While sharing excerpts of the book with Women’s Health, Watkins opened up about one particularly harrowing situation she had to deal with both behind the scenes and in the spotlight. Back when she was trying to balance performing with constant trips in and out of the hospital, ugly rumors started to spread that she had AIDS. This was in the mid-90s when the AIDS epidemic was so prevalent that for a time, according to HIV.org, it was the leading cause of death for all Americans ages 25 to 44. Before people knew of her sickle cell anemia status, the rumor got pretty far in a time preceding social media.

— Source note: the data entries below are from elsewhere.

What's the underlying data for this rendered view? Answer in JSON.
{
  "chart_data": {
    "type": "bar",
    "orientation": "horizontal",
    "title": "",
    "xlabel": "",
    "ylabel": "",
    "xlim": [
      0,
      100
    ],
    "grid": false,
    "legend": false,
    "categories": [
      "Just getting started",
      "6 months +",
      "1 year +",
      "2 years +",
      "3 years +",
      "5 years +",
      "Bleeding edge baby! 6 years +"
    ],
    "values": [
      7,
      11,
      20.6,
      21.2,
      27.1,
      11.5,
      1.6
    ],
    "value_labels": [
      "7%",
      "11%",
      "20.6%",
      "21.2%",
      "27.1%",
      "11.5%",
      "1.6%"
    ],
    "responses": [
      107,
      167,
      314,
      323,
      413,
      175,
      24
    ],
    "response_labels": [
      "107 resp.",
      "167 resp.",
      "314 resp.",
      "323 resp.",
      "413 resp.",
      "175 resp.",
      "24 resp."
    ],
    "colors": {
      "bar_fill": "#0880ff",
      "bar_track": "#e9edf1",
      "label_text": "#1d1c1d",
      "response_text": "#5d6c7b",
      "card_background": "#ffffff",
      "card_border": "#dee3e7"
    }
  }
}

“I was in and out of hospitals a lot—although most people didn’t know why—and every time I went in, aching from the pain of my sickle cell disease, I’d hear people muttering to each other,” she wrote. “They’d ask, ‘Does she have any symptoms?’ They meant, ‘Does she have AIDS?'”

The rumors got worse when Watkins fell out after finishing a performance with TLC on the side of the stage. When she was rushed off in an ambulance, a ridiculous plot twist involving Eazy-E (who passed in 1995) started going around.

“At one of our shows, I collapsed on the side of the stage after we finished performing, and I left the venue in an ambulance,” she said. “The press and our fans got wind that something was going on, and everyone made it into this big dramatic thing. Rumors started to spread. I’d met Eazy-E, but we’d never really hung out. We’d just acknowledged each other in passing. Still, there was speculation that I’d gotten AIDS from him before he died. It was the craziest thing, but everybody believed it. They wanted to believe it.”

“I could feel people whispering about me, assuming they knew what was going on with my body,” Watkins added. “This was before social media and rumors felt more substantial. It was harder for them to spread, so any that did had real force behind them.”

The singer cleared up all of those rumors though in 1996 when she finally went public with her sickle cell anemia. She would eventually become a spokesperson for the Sickle Cell Disease Association of America. She still manages her disease and has said she’s thankful she managed to avoid some of the more serious effects of having sickle cell and been able to live out her dreams — making music and performing with the sometimes deadly disease.

“I was put here for a reason. And God covered me,” she told USA Today in 2008. “I was told that I’d be on disability my whole life. But everything I ever wanted to do, I did.”